The euro briefly broke through the 1.11 handle before dropping back slightly to 1.1084 in late European session. It was also higher against the pound at 0.7086, while against the yen, it hit a 3-week high of 137.34.
The dollar fell across the board, erasing its gains since Wednesday after the FOMC statement. The Chicago PMI coming out soon after the start of US session provided some support to the dollar, helping it stabilize. The index beat estimates of 50.8 for July to come in at 54.7, which is sharply higher than June’s 49.4. This was in contrast to the University of Michigan final consumer confidence index for July which disappointed as it was revised down to 93.1 from 93.3.
The greenback dropped back below 124 yen to 123.65 yen and was also lower against sterling. Cable jumped to as high as 1.5677 and was last trading at 1.5644 in late European session.
Gold prices benefited from the dollar’s slide, jumping 2% to $1103.41 after having drifted lower for much of the day. It later settled to around $1098.
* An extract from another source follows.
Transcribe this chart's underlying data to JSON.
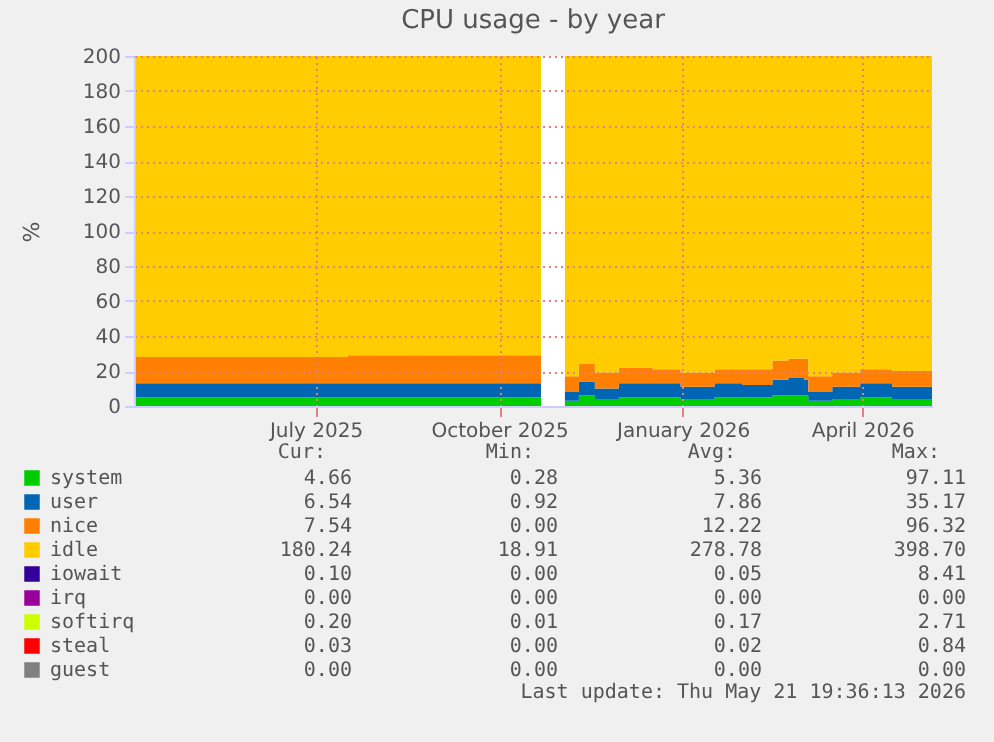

Eurozone inflation and unemployment data had limited impact on the euro. Euro area unemployment was unchanged at 11.1% in June, against expectations that it would fall to 11.0%. But July flash CPI came within estimates of 0.2%, unchanged from the previous month. Core CPI was stronger though, rising to 1.0% in July from 0.8%, and above forecasts that it would stay steady. With the headline rate still running close to 0%, the rise in the core rate might ease concerns that deflation could return in the Eurozone.
The Canadian dollar fell to a one-week low against the greenback after monthly GDP data showed GDP contracting 0.2% in May, versus forecasts that it would stay unchanged. But following the dollar’s plunge, it reversed its losses as the greenback dropped back below the 1.30 handle to 1.2989.
The aussie jumped to one-week highs against the dollar, climbing to 0.7366 from a day’s low of 0.7234, before settling around 0.7344. The kiwi saw a similar move as it jumped to 0.6672, before easing to 0.6641.
Next week could see further volatility for currency markets with central bank decisions and US jobs data coming up. But before then, manufacturing PMI for China due on Saturday will be interesting to watch as official figures have in recent months shown stronger performance than private surveys. July’s reading is expected to show manufacturing activity in China remaining neutral at 50.1.